Praktisch unmöglich

Eine türkis-rote Regierung ist jetzt vom Tisch

Innenpolitik
04.10.2024 06:00

Die Auszählung aller Briefwahlstimmen hat keine Mandatsverschiebungen mehr gebracht. Türkis-Rot hätte nun eine Mehrheit von 92 Mandaten, das ist aber zum Regieren zu wenig. Wenn nicht FPÖ-ÖVP kommt, braucht es ein türkis-rot-pinkes „Zuckerl“.

Das Endergebnis der Nationalratswahl liegt nach Auszählung aller Briefwahlstimmen vor. ÖVP und SPÖ kommen gemeinsam genau auf 92 Mandate. Das ist eine Mehrheit, aber für eine stabile Koalition zu wenig.
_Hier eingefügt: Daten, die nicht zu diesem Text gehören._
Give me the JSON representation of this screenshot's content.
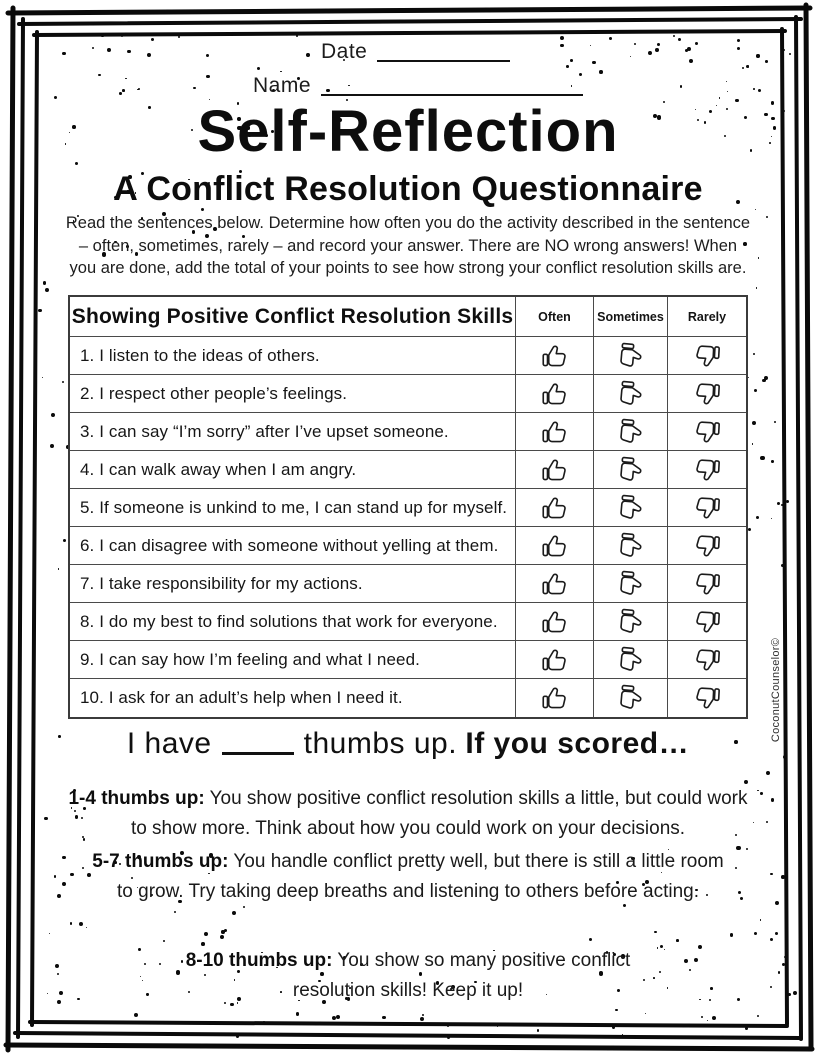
{
  "header": {
    "date_label": "Date",
    "name_label": "Name",
    "title": "Self-Reflection",
    "subtitle": "A Conflict Resolution Questionnaire",
    "instructions": [
      "Read the sentences below. Determine how often you do the activity described in the sentence",
      "– often, sometimes, rarely – and record your answer. There are NO wrong answers! When",
      "you are done, add the total of your points to see how strong your conflict resolution skills are."
    ]
  },
  "table": {
    "header": "Showing Positive Conflict Resolution Skills",
    "columns": [
      "Often",
      "Sometimes",
      "Rarely"
    ],
    "column_icons": [
      "thumb-up-icon",
      "thumb-sideways-icon",
      "thumb-down-icon"
    ],
    "rows": [
      "1. I listen to the ideas of others.",
      "2. I respect other people’s feelings.",
      "3. I can say “I’m sorry” after I’ve upset someone.",
      "4. I can walk away when I am angry.",
      "5. If someone is unkind to me, I can stand up for myself.",
      "6. I can disagree with someone without yelling at them.",
      "7. I take responsibility for my actions.",
      "8. I do my best to find solutions that work for everyone.",
      "9. I can say how I’m feeling and what I need.",
      "10. I ask for an adult’s help when I need it."
    ]
  },
  "score": {
    "prefix": "I have",
    "blank_value": "",
    "middle": "thumbs up.",
    "suffix": "If you scored…"
  },
  "results": [
    {
      "label": "1-4 thumbs up:",
      "text": "You show positive conflict resolution skills a little, but could work to show more. Think about how you could work on your decisions."
    },
    {
      "label": "5-7 thumbs up:",
      "text": "You handle conflict pretty well, but there is still a little room to grow. Try taking deep breaths and listening to others before acting."
    },
    {
      "label": "8-10 thumbs up:",
      "text": "You show so many positive conflict resolution skills! Keep it up!"
    }
  ],
  "footer": {
    "credit": "CoconutCounselor©"
  },
  "colors": {
    "ink": "#111111",
    "paper": "#ffffff",
    "table_border": "#3b3b3b"
  }
}
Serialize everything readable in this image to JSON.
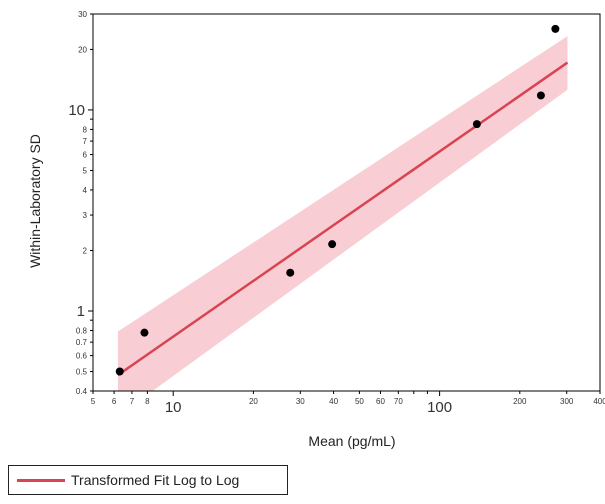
{
  "chart_data": {
    "type": "scatter",
    "title": "",
    "xlabel": "Mean (pg/mL)",
    "ylabel": "Within-Laboratory  SD",
    "x_scale": "log",
    "y_scale": "log",
    "xlim": [
      5,
      400
    ],
    "ylim": [
      0.4,
      30
    ],
    "x_ticks": [
      {
        "value": 5,
        "label": "5",
        "major": false
      },
      {
        "value": 6,
        "label": "6",
        "major": false
      },
      {
        "value": 7,
        "label": "7",
        "major": false
      },
      {
        "value": 8,
        "label": "8",
        "major": false
      },
      {
        "value": 10,
        "label": "10",
        "major": true
      },
      {
        "value": 20,
        "label": "20",
        "major": false
      },
      {
        "value": 30,
        "label": "30",
        "major": false
      },
      {
        "value": 40,
        "label": "40",
        "major": false
      },
      {
        "value": 50,
        "label": "50",
        "major": false
      },
      {
        "value": 60,
        "label": "60",
        "major": false
      },
      {
        "value": 70,
        "label": "70",
        "major": false
      },
      {
        "value": 100,
        "label": "100",
        "major": true
      },
      {
        "value": 200,
        "label": "200",
        "major": false
      },
      {
        "value": 300,
        "label": "300",
        "major": false
      },
      {
        "value": 400,
        "label": "400",
        "major": false
      }
    ],
    "x_minor_unlabeled": [
      80,
      90
    ],
    "y_ticks": [
      {
        "value": 0.4,
        "label": "0.4",
        "major": false
      },
      {
        "value": 0.5,
        "label": "0.5",
        "major": false
      },
      {
        "value": 0.6,
        "label": "0.6",
        "major": false
      },
      {
        "value": 0.7,
        "label": "0.7",
        "major": false
      },
      {
        "value": 0.8,
        "label": "0.8",
        "major": false
      },
      {
        "value": 1,
        "label": "1",
        "major": true
      },
      {
        "value": 2,
        "label": "2",
        "major": false
      },
      {
        "value": 3,
        "label": "3",
        "major": false
      },
      {
        "value": 4,
        "label": "4",
        "major": false
      },
      {
        "value": 5,
        "label": "5",
        "major": false
      },
      {
        "value": 6,
        "label": "6",
        "major": false
      },
      {
        "value": 7,
        "label": "7",
        "major": false
      },
      {
        "value": 8,
        "label": "8",
        "major": false
      },
      {
        "value": 10,
        "label": "10",
        "major": true
      },
      {
        "value": 20,
        "label": "20",
        "major": false
      },
      {
        "value": 30,
        "label": "30",
        "major": false
      }
    ],
    "y_minor_unlabeled": [
      0.9,
      9
    ],
    "points": [
      {
        "x": 6.3,
        "y": 0.5
      },
      {
        "x": 7.8,
        "y": 0.78
      },
      {
        "x": 27.5,
        "y": 1.55
      },
      {
        "x": 39.5,
        "y": 2.15
      },
      {
        "x": 138,
        "y": 8.5
      },
      {
        "x": 240,
        "y": 11.8
      },
      {
        "x": 272,
        "y": 25.3
      }
    ],
    "fit": {
      "name": "Transformed Fit Log to Log",
      "x_range": [
        6.2,
        302
      ],
      "y_range": [
        0.48,
        17.2
      ],
      "ci_lower": [
        0.3,
        12.6
      ],
      "ci_upper": [
        0.79,
        23.3
      ]
    },
    "colors": {
      "fit_line": "#d94452",
      "ci_band": "#f7c6cc",
      "points": "#000000",
      "frame": "#000000"
    },
    "legend": {
      "position": "bottom-left",
      "label": "Transformed Fit Log to Log"
    }
  }
}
Regieren mit einem Mandat Überhang ist quasi unmöglich. Damit ist die türkis-rote Option im Koalitionspoker keine echte. Der langjährige SPÖ-Klubobmann Josef Cap spricht es in der „Krone“ klar aus: „Das ist undenkbar. Da ist man jedem einzelnen Abgeordneten gegenüber erpressbar.“ Zudem: Auch Krankheitsfälle und sonstige Ausfälle würden eine Mehrheit im Parlament zunichtemachen.

Was macht jetzt Karl Nehammer? Dem ÖVP-Chef gehen langsam die Optionen aus. (Bild: APA/HANS KLAUS TECHT)
Was macht jetzt Karl Nehammer? Dem ÖVP-Chef gehen langsam die Optionen aus.

Es brauche mindestens drei oder vier Mandate Überhang. Was passieren kann, wenn die Regierung eine zu knappe Mehrheit hat, zeigt eine Abstimmung im Bundesrat im Vorjahr.

Bundesrat musste aus der Reha ins Parlament eilen
Im Juli 2023 wurde dort das ORF-Gesetz abgestimmt. Zwei Mandatare der türkis-grünen Koalition (31 Sitze) waren verhindert, eine Türkise lag in den Wehen, ein Grüner war auf Reha. Man hat sich darauf verlassen, die Abstimmung mit einem Mandat Überhang trotzdem durchzubringen, weil die FPÖ fälschlicherweise behauptet hat, dass eine ihrer Abgeordneten nicht kommen würde, was aber nicht gestimmt hat. Plötzlich hatte Türkis-Grün keine Mehrheit mehr, es stand 29 zu 29.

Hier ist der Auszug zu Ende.